[317]: C'est dans ce psaume que David parle le plus éloquemment des disgrâces qui l'accablent, et dont triomphent ses ennemis: Quoniam iniquitates meæ supergressæ sunt caput meum; et sicut onus grave, gravatæ sunt super me.» (Verset 5.)
[318]: Il s'agit du duc d'Epernon, qui cumuloit le gouvernement de Metz et celui de la Guienne, où se trouve Cadillac. Dans une autre pièce de la même année, Pasquin, ou Coq à l'asne de Cour, p. 12, il est aussi parlé des prétentions du duc à se faire roi dans son gouvernement de Metz:
Il est fin ce vieux roy de Mets....
Ainsy l'evesque de Coulongne
Autre fois se fist souverain.
[319]: On sait qu'il passoit publiquement pour complice de Ravaillac; on disoit même que c'est lui qui avoit porté au roy le dernier coup de couteau. La tragédie de Legouvé, la Mort de Henri IV, roule tout entière sur cette complicité de d'Epernon.
[320]: Il s'agit d'un des coglioni que le maréchal d'Ancre avoit à sa solde, et dont nous avons déjà parlé, t. IV, p. 19, 25; mais duquel est-il ici particulièrement question? Je ne saurois le dire, Le Pasquil Picard coyonnesque, 1616, in-8, p. 4. parle ainsi en son patois de la sequelle italienne que traînoit après soi Concini:
Ce conquerant et monarque d'Idée
Void tous les jours sa fortune en fumée
Assisté par un tas de mors de faim (sic)
Qu'il a choisi, achepté de sa main
Des thresors pris dans la Bastille.
Voyez qu'il a sa main habile
A bien compter et par millions
Soudoyer nombre de Coyons.
[321]: C'est le nom de Claude Mangot, fait tout nouvellement chancelier, qui se cache sous ces allusions à équivoques. Au commencement de l'année 1616, après la paix de Loudun, dont le renvoi du chancelier Sillery avoit été une des conditions, du Vair, président au parlement d'Aix, avoit été investi de cette charge. Quelques mois après il ne l'avoit plus, Mangot l'occupoit à sa place.

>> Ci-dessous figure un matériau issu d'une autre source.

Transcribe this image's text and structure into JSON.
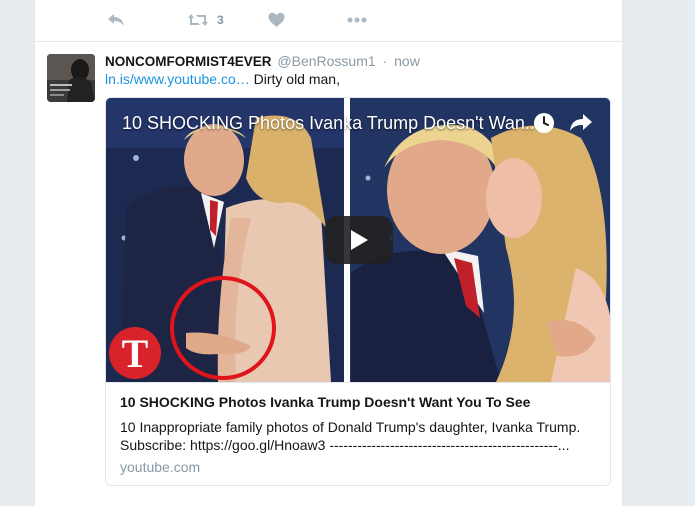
{
  "previous_tweet": {
    "actions": {
      "reply_icon": "reply-icon",
      "retweet_icon": "retweet-icon",
      "retweet_count": "3",
      "like_icon": "heart-icon",
      "more_icon": "more-icon"
    }
  },
  "tweet": {
    "fullname": "NONCOMFORMIST4EVER",
    "username": "@BenRossum1",
    "separator": "·",
    "time": "now",
    "link_text": "ln.is/www.youtube.co…",
    "text_after_link": " Dirty old man,",
    "card": {
      "video_title": "10 SHOCKING Photos Ivanka Trump Doesn't Wan...",
      "channel_logo_letter": "T",
      "title": "10 SHOCKING Photos Ivanka Trump Doesn't Want You To See",
      "description_line1": "10 Inappropriate family photos of Donald Trump's daughter, Ivanka Trump.",
      "description_line2": "Subscribe: https://goo.gl/Hnoaw3 -------------------------------------------------...",
      "domain": "youtube.com"
    }
  },
  "colors": {
    "background": "#e6ecf0",
    "link": "#1b95e0",
    "muted": "#8899a6",
    "border": "#e1e8ed",
    "channel_red": "#d8232a",
    "highlight_circle": "#e0141b"
  }
}
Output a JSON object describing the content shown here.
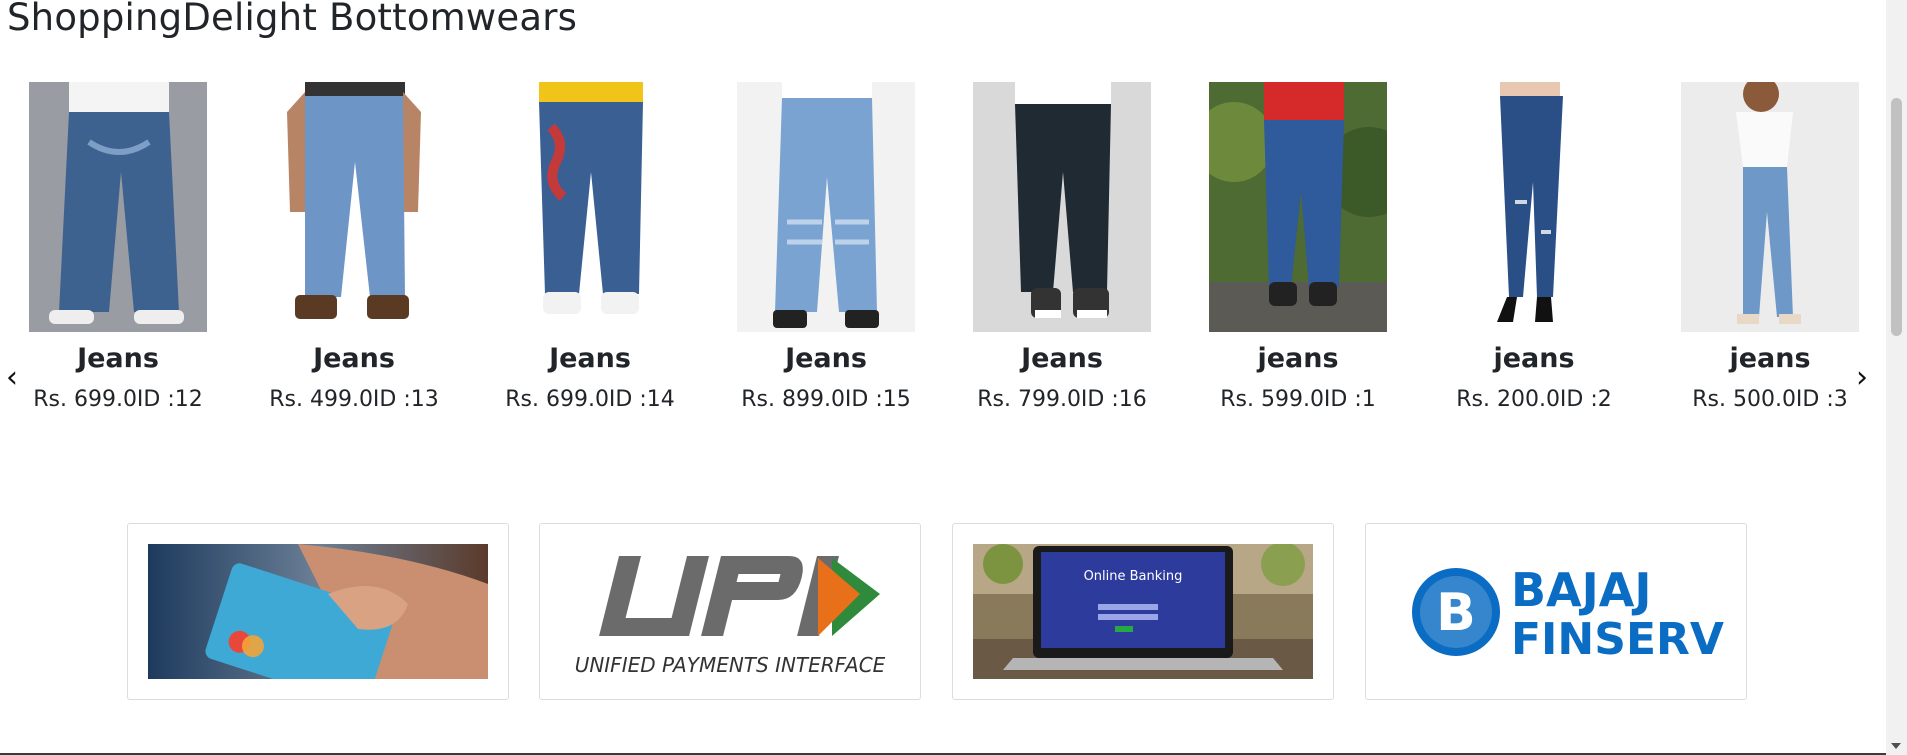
{
  "section": {
    "title": "ShoppingDelight Bottomwears"
  },
  "carousel": {
    "prev_label": "‹",
    "next_label": "›",
    "products": [
      {
        "name": "Jeans",
        "price": "Rs. 699.0ID :12"
      },
      {
        "name": "Jeans",
        "price": "Rs. 499.0ID :13"
      },
      {
        "name": "Jeans",
        "price": "Rs. 699.0ID :14"
      },
      {
        "name": "Jeans",
        "price": "Rs. 899.0ID :15"
      },
      {
        "name": "Jeans",
        "price": "Rs. 799.0ID :16"
      },
      {
        "name": "jeans",
        "price": "Rs. 599.0ID :1"
      },
      {
        "name": "jeans",
        "price": "Rs. 200.0ID :2"
      },
      {
        "name": "jeans",
        "price": "Rs. 500.0ID :3"
      }
    ]
  },
  "payments": {
    "upi": {
      "brand": "UPI",
      "caption": "UNIFIED PAYMENTS INTERFACE"
    },
    "netbanking": {
      "screen_title": "Online Banking"
    },
    "bajaj": {
      "line1": "BAJAJ",
      "line2": "FINSERV"
    }
  },
  "colors": {
    "upi_grey": "#6b6b6b",
    "upi_orange": "#e8701a",
    "upi_green": "#2f8a3b",
    "bajaj_blue": "#0a6cc2",
    "denim": "#3e6aa3"
  }
}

La résistance de Du Vair aux volontés de la reine et du maréchal, qui avoient résolu l'arrestation du prince de Condé, et la complaisance de Mangot pour ce même désir, avoient fait la prompte disgrâce de l'un et l'élévation inattendue de l'autre. La place de secrétaire d'Etat, laissée vacante par Mangot, fut donnée à l'évêque de Luçon, qui, lisons-nous dans les Mémoires du maréchal d'Estrées, p. 324, «ne fut pas longtemps secrétaire d'Etat sans être considéré comme un homme rare, d'un mérite extraordinaire.» Vous avez reconnu Richelieu. Cela se passoit à la fin d'août 1616. Notre pièce, qui fait allusion à Mangot, comme chancelier, est donc des derniers mois de cette année-là.
[322]: Le célèbre père Cotton, jésuite, qui fut confesseur du roi jusqu'à l'assassinat du maréchal, accompli, comme on sait, au mois d'avril 1617.
[323]: Anne Mangot, frère du chancelier, qui, après avoir eu quelque part, comme négociateur, au mariage du roi et d'Anne d'Autriche, n'eut cependant pas d'emploi plus élevé que celui de maître des requêtes. Tallemant donne à entendre que c'était un assez faible esprit. (1e édit., t. IV, p. 51.)
[324]: Louis Dollé, intendant des finances, l'un des hommes qui étoient le plus à la complaisance de Concini, et par là le mieux en passe pour les hauts emplois. Peu s'en étoit fallu qu'il n'eût les sceaux, deux ans auparavant, au moment des États. Il fut grand bruit alors, d'après le Financier à Messieurs des Etats, 1614, in-8, p. 38, «de la promesse faicte au seigneur Louis Dollé, d'estre chancellier de France, de Navarre et des Roynes, à la première boutade du marquis, pour les bons advis et conseils qu'il baille contre les pouvoirs et authoritez.» Il mourut à la fin de 1616, peu de temps après la mention malveillante qui est faite ici de lui.